Tamam anladık.

Deprem öldürmez, bina öldürür.
İyi de bu binalar gökten zembille mi iniyor?
Deprem Amerika'da, Japonya'da sıradanlaşmış bir doğa olayı.

Türkiye'de ise doğal afet.
Cumhurbaşkanı ''Depremi durdurmak mümkün mü?'' diyor.
Kimsenin böyle bir talebi yok zaten.
Ama niye her depremde onlarca, yüzlerce, binlerce kişi ölüyor?
Bu çöken binaları kim yapıyor?

Kim izin veriyor?

Kim göz yumuyor?
Gördünüz Elazığ'daki, Malatya'daki binaların halini...
Betonları helva gibi olmuş.

Demirleri kurşun kalem kalınlığında.

Demir mi, tel mi belli değil.
Vincin ucundaki beton yığını tandır kebabına dönmüş.

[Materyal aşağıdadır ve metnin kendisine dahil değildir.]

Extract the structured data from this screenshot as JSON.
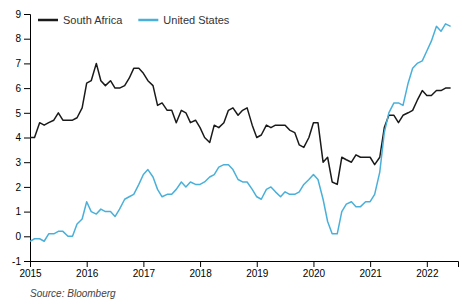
{
  "chart_data": {
    "type": "line",
    "source": "Source: Bloomberg",
    "x": [
      2015.0,
      2015.08,
      2015.17,
      2015.25,
      2015.33,
      2015.42,
      2015.5,
      2015.58,
      2015.67,
      2015.75,
      2015.83,
      2015.92,
      2016.0,
      2016.08,
      2016.17,
      2016.25,
      2016.33,
      2016.42,
      2016.5,
      2016.58,
      2016.67,
      2016.75,
      2016.83,
      2016.92,
      2017.0,
      2017.08,
      2017.17,
      2017.25,
      2017.33,
      2017.42,
      2017.5,
      2017.58,
      2017.67,
      2017.75,
      2017.83,
      2017.92,
      2018.0,
      2018.08,
      2018.17,
      2018.25,
      2018.33,
      2018.42,
      2018.5,
      2018.58,
      2018.67,
      2018.75,
      2018.83,
      2018.92,
      2019.0,
      2019.08,
      2019.17,
      2019.25,
      2019.33,
      2019.42,
      2019.5,
      2019.58,
      2019.67,
      2019.75,
      2019.83,
      2019.92,
      2020.0,
      2020.08,
      2020.17,
      2020.25,
      2020.33,
      2020.42,
      2020.5,
      2020.58,
      2020.67,
      2020.75,
      2020.83,
      2020.92,
      2021.0,
      2021.08,
      2021.17,
      2021.25,
      2021.33,
      2021.42,
      2021.5,
      2021.58,
      2021.67,
      2021.75,
      2021.83,
      2021.92,
      2022.0,
      2022.08,
      2022.17,
      2022.25,
      2022.33,
      2022.42
    ],
    "series": [
      {
        "name": "South Africa",
        "color": "#1a1a1a",
        "values": [
          4.0,
          4.0,
          4.6,
          4.5,
          4.6,
          4.7,
          5.0,
          4.7,
          4.7,
          4.7,
          4.8,
          5.2,
          6.2,
          6.3,
          7.0,
          6.3,
          6.1,
          6.3,
          6.0,
          6.0,
          6.1,
          6.4,
          6.8,
          6.8,
          6.6,
          6.3,
          6.1,
          5.3,
          5.4,
          5.1,
          5.1,
          4.6,
          5.1,
          5.0,
          4.6,
          4.7,
          4.4,
          4.0,
          3.8,
          4.5,
          4.4,
          4.6,
          5.1,
          5.2,
          4.9,
          5.1,
          5.2,
          4.5,
          4.0,
          4.1,
          4.5,
          4.4,
          4.5,
          4.5,
          4.5,
          4.3,
          4.2,
          3.7,
          3.6,
          4.0,
          4.6,
          4.6,
          3.0,
          3.2,
          2.2,
          2.1,
          3.2,
          3.1,
          3.0,
          3.3,
          3.2,
          3.2,
          3.2,
          2.9,
          3.2,
          4.4,
          4.9,
          4.9,
          4.6,
          4.9,
          5.0,
          5.1,
          5.5,
          5.9,
          5.7,
          5.7,
          5.9,
          5.9,
          6.0,
          6.0
        ]
      },
      {
        "name": "United States",
        "color": "#4ab0d9",
        "values": [
          -0.2,
          -0.1,
          -0.1,
          -0.2,
          0.1,
          0.1,
          0.2,
          0.2,
          0.0,
          0.0,
          0.5,
          0.7,
          1.4,
          1.0,
          0.9,
          1.1,
          1.0,
          1.0,
          0.8,
          1.1,
          1.5,
          1.6,
          1.7,
          2.1,
          2.5,
          2.7,
          2.4,
          1.9,
          1.6,
          1.7,
          1.7,
          1.9,
          2.2,
          2.0,
          2.2,
          2.1,
          2.1,
          2.2,
          2.4,
          2.5,
          2.8,
          2.9,
          2.9,
          2.7,
          2.3,
          2.2,
          2.2,
          1.9,
          1.6,
          1.5,
          1.9,
          2.0,
          1.8,
          1.6,
          1.8,
          1.7,
          1.7,
          1.8,
          2.1,
          2.3,
          2.5,
          2.3,
          1.5,
          0.6,
          0.1,
          0.1,
          1.0,
          1.3,
          1.4,
          1.2,
          1.2,
          1.4,
          1.4,
          1.7,
          2.6,
          4.2,
          5.0,
          5.4,
          5.4,
          5.3,
          6.2,
          6.8,
          7.0,
          7.1,
          7.5,
          7.9,
          8.5,
          8.3,
          8.6,
          8.5
        ]
      }
    ],
    "xlim": [
      2015.0,
      2022.55
    ],
    "xticks": [
      2015,
      2016,
      2017,
      2018,
      2019,
      2020,
      2021,
      2022
    ],
    "ylim": [
      -1,
      9
    ],
    "yticks": [
      -1,
      0,
      1,
      2,
      3,
      4,
      5,
      6,
      7,
      8,
      9
    ],
    "grid": false,
    "legend": "upper left"
  }
}
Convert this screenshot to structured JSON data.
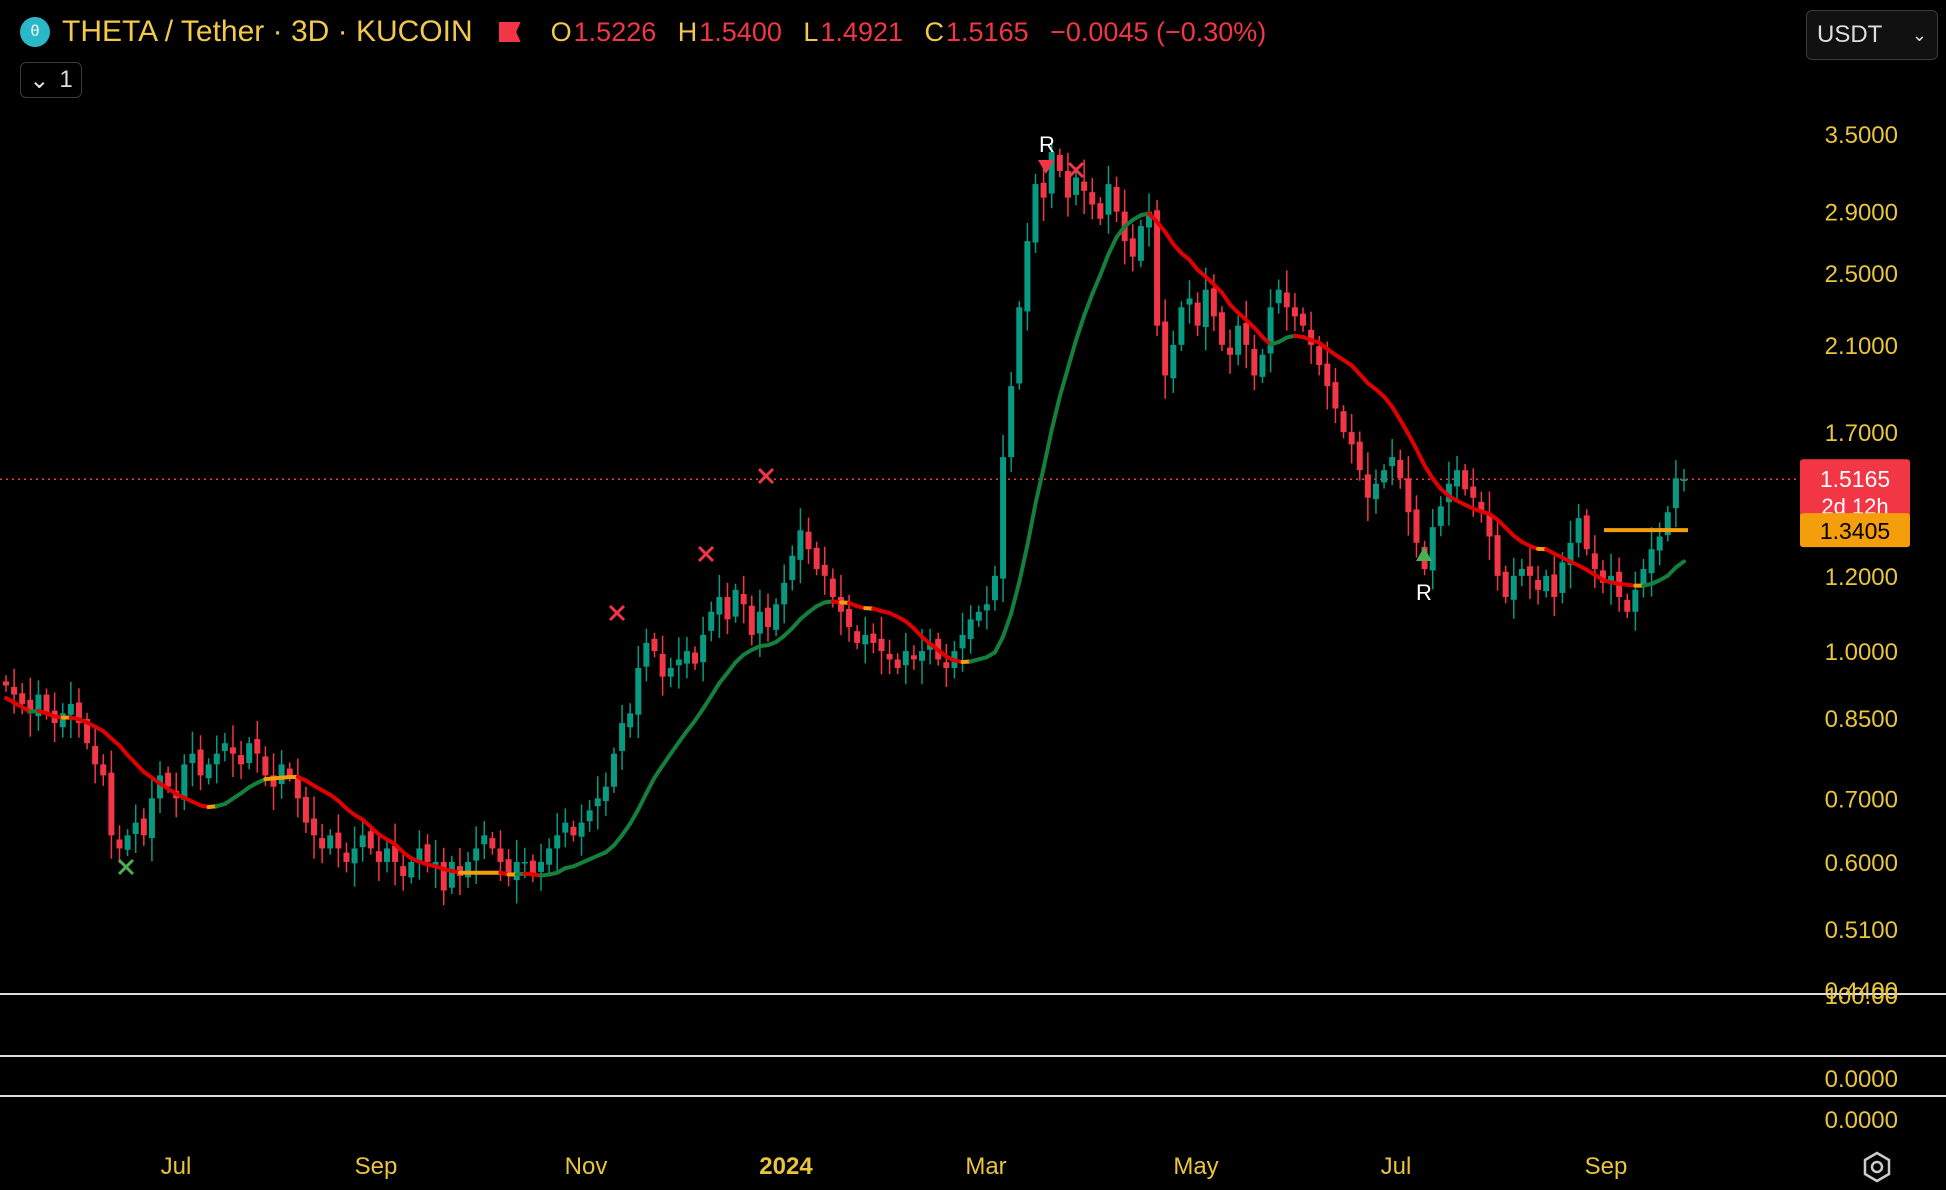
{
  "header": {
    "symbol": "THETA / Tether · 3D · KUCOIN",
    "open_label": "O",
    "open": "1.5226",
    "high_label": "H",
    "high": "1.5400",
    "low_label": "L",
    "low": "1.4921",
    "close_label": "C",
    "close": "1.5165",
    "change": "−0.0045 (−0.30%)",
    "collapse_count": "1",
    "currency": "USDT"
  },
  "chart_data": {
    "type": "candlestick",
    "title": "THETA / Tether · 3D · KUCOIN",
    "scale": "log",
    "ylim": [
      0.44,
      4.0
    ],
    "y_ticks": [
      "3.5000",
      "2.9000",
      "2.5000",
      "2.1000",
      "1.7000",
      "1.2000",
      "1.0000",
      "0.8500",
      "0.7000",
      "0.6000",
      "0.5100",
      "0.4400"
    ],
    "x_ticks": [
      "Jul",
      "Sep",
      "Nov",
      "2024",
      "Mar",
      "May",
      "Jul",
      "Sep"
    ],
    "price_label": "1.5165",
    "price_countdown": "2d 12h",
    "indicator_label": "1.3405",
    "sub_pane_labels": [
      "100.00",
      "0.0000",
      "0.0000"
    ],
    "candles_close": [
      0.92,
      0.9,
      0.88,
      0.86,
      0.9,
      0.86,
      0.84,
      0.86,
      0.88,
      0.84,
      0.8,
      0.76,
      0.74,
      0.64,
      0.62,
      0.64,
      0.66,
      0.64,
      0.7,
      0.74,
      0.72,
      0.7,
      0.76,
      0.78,
      0.74,
      0.76,
      0.78,
      0.8,
      0.78,
      0.76,
      0.8,
      0.78,
      0.74,
      0.72,
      0.76,
      0.74,
      0.7,
      0.66,
      0.64,
      0.62,
      0.64,
      0.62,
      0.6,
      0.62,
      0.64,
      0.62,
      0.6,
      0.62,
      0.6,
      0.58,
      0.6,
      0.62,
      0.6,
      0.6,
      0.56,
      0.6,
      0.58,
      0.6,
      0.62,
      0.64,
      0.62,
      0.6,
      0.58,
      0.6,
      0.6,
      0.58,
      0.6,
      0.62,
      0.64,
      0.66,
      0.64,
      0.66,
      0.68,
      0.7,
      0.72,
      0.78,
      0.84,
      0.86,
      0.96,
      1.02,
      1.0,
      0.94,
      0.96,
      0.98,
      1.0,
      0.97,
      1.04,
      1.1,
      1.14,
      1.08,
      1.16,
      1.12,
      1.04,
      1.1,
      1.06,
      1.12,
      1.18,
      1.26,
      1.34,
      1.28,
      1.22,
      1.2,
      1.14,
      1.1,
      1.06,
      1.02,
      1.04,
      1.02,
      1.0,
      0.98,
      0.96,
      1.0,
      0.98,
      1.0,
      1.02,
      0.98,
      0.96,
      1.0,
      1.04,
      1.08,
      1.1,
      1.12,
      1.2,
      1.6,
      1.9,
      2.3,
      2.7,
      3.1,
      3.0,
      3.35,
      3.2,
      3.0,
      3.15,
      3.05,
      2.95,
      2.85,
      3.1,
      2.9,
      2.7,
      2.6,
      2.8,
      2.9,
      2.2,
      1.95,
      2.1,
      2.3,
      2.35,
      2.2,
      2.4,
      2.25,
      2.1,
      2.05,
      2.2,
      2.1,
      1.95,
      2.05,
      2.3,
      2.4,
      2.3,
      2.25,
      2.2,
      2.1,
      2.0,
      1.9,
      1.8,
      1.7,
      1.65,
      1.55,
      1.45,
      1.5,
      1.55,
      1.6,
      1.52,
      1.4,
      1.3,
      1.22,
      1.35,
      1.42,
      1.5,
      1.55,
      1.48,
      1.45,
      1.4,
      1.32,
      1.2,
      1.14,
      1.2,
      1.22,
      1.2,
      1.16,
      1.2,
      1.14,
      1.24,
      1.3,
      1.38,
      1.28,
      1.22,
      1.18,
      1.2,
      1.14,
      1.1,
      1.16,
      1.22,
      1.28,
      1.32,
      1.4,
      1.52,
      1.5165
    ]
  }
}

Demirinden salladığında löpür-löpür dökülüyor.

Kalitesiz deniz kumuna çimentoyu adeta tuzlukla dökmüşler.

İki kalem de demir döşedin mi al sana kolon-kiriş...
Peki arkadaş kim bu binanın müteahhidi?

Bu binayı yapımında kim denetlemiş?

Ruhsatını kim vermiş?
İşte bu masum canları kimin öldürdüğü ortada.

Hırsız müteahhitler, haraççı mühendisler, rüşvetçi belediyeler elbirliğiyle cinayete ortak olmuşlar...
Ne oldu kentsel dönüşüm?
Tabii Bağdat caddesinde, Alsancak'ta, Çankaya'da kentsel dönüşüme herkes girer.
Bir koyan müteahhit beş alıyor.

Oralarda rantsal dönüşüm var, balıklama atlıyorlar.
Ballı kazanç getirmeyen Sivrice'ye niye gitsin adam...
Şu beşibiryerde yandaş müteahhitler oraya giderler mi?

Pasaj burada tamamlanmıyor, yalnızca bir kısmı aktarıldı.